# Value of old Martin compound



## proskinnertts (Mar 8, 2005)

Is a Martin a Kam-Act bow worth anything in good condition?
I think it is one of the first compounds made.


----------



## Joel C (Nov 23, 2005)

proskinnertts said:


> Is a Martin a Kam-Act bow worth anything in good condition?
> I think it is one of the first compounds made.

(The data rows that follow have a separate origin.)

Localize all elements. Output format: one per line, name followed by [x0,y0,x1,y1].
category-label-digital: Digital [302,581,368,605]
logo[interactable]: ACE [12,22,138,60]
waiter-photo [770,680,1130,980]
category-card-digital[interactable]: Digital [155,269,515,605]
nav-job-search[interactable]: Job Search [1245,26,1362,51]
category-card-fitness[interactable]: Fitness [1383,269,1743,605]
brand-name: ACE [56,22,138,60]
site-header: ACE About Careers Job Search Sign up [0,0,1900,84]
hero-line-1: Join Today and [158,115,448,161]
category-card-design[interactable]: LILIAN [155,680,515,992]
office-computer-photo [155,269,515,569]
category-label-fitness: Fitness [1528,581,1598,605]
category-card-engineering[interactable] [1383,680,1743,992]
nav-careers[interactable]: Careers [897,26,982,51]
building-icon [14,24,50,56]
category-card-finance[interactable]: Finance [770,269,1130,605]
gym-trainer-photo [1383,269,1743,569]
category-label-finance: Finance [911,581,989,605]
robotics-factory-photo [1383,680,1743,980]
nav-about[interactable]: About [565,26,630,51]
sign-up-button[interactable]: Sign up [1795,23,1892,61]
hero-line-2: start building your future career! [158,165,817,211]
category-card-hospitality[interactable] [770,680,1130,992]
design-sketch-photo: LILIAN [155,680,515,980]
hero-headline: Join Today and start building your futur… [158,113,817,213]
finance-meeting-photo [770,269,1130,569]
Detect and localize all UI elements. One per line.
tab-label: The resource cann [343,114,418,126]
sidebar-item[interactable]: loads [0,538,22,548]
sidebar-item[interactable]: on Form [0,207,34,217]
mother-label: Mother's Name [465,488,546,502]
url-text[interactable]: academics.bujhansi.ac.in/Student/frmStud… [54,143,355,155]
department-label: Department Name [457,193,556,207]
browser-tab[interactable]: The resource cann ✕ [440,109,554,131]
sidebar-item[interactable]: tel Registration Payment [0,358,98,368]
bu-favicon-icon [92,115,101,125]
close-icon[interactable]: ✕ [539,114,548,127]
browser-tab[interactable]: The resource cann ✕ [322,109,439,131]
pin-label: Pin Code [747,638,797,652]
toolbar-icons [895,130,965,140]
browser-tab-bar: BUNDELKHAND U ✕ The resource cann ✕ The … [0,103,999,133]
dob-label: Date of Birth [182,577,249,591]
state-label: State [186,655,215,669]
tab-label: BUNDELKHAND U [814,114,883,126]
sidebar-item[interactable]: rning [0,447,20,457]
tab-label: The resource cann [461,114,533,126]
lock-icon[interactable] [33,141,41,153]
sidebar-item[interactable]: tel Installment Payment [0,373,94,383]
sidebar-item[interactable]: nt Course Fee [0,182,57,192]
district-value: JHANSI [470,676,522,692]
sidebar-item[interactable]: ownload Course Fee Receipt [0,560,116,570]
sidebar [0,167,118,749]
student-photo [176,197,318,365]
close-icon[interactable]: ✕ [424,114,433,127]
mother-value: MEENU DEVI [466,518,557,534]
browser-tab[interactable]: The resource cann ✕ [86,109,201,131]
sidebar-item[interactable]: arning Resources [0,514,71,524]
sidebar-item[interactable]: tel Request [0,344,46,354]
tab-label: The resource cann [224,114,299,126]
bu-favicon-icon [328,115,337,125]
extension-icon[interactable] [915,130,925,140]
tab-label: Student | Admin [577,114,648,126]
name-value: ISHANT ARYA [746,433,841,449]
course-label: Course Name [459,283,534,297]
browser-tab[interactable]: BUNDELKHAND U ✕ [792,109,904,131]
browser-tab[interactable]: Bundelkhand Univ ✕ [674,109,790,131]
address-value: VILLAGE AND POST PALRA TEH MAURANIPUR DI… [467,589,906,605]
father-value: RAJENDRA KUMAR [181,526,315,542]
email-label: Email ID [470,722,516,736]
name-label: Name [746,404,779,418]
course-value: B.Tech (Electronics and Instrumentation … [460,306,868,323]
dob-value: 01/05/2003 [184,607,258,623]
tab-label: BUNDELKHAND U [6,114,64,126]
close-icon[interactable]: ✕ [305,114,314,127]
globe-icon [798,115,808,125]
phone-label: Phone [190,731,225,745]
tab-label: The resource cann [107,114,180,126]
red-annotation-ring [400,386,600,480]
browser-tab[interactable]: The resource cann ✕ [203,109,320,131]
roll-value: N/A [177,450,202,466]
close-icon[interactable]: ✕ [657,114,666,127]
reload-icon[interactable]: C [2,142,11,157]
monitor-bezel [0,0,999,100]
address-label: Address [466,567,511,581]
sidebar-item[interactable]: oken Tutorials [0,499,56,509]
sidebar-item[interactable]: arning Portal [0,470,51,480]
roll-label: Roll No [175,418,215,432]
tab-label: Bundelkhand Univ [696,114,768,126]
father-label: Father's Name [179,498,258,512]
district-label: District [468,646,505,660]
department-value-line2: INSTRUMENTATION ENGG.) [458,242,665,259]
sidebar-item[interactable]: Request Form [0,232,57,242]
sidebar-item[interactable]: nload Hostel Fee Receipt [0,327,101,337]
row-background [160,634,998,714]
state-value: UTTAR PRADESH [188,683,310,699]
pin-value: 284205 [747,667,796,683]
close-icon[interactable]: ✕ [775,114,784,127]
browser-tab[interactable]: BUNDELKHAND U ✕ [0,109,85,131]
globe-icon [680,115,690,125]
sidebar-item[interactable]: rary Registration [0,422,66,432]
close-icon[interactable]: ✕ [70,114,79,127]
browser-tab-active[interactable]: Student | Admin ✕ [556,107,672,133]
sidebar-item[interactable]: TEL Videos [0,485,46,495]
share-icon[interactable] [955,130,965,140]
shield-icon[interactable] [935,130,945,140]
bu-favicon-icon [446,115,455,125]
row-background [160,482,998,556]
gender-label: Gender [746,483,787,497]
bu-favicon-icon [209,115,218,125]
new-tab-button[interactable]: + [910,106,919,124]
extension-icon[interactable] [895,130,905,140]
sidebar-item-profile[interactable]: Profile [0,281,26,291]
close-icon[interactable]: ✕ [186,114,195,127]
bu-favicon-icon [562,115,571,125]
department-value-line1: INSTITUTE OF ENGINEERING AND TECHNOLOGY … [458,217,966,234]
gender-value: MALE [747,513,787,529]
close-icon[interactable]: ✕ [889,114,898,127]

Parts are no longer around but in good condition to the right collector it could be worth quite a bit. I would suggest looking to past auctions on Ebay for ballpark figures.


----------



## RecordKeeper (May 9, 2003)

I have one in pristine shape hanging on the wall of our shop. I love old bows like that!


----------



## Vanderbeck81 (Apr 29, 2007)

*bow*

I have an old martin firecat i want to get rid of


----------



## ski-kat (Oct 26, 2005)

Proskinnertts - got a pic of that bow??


----------



## RealDakota (May 24, 2006)

The KamAct is one of the most interesting collectible compounds and one of very few that I consider to be of any real $$$ value. I paid $250 for mine several years ago and felt lucky to get it. They have gone up since: I even saw one with a broken limb go for $250. I'd put the value (what you would have to pay to find a good one quickly) at $400 in good condition though it might take you a bit to find a buyer.


----------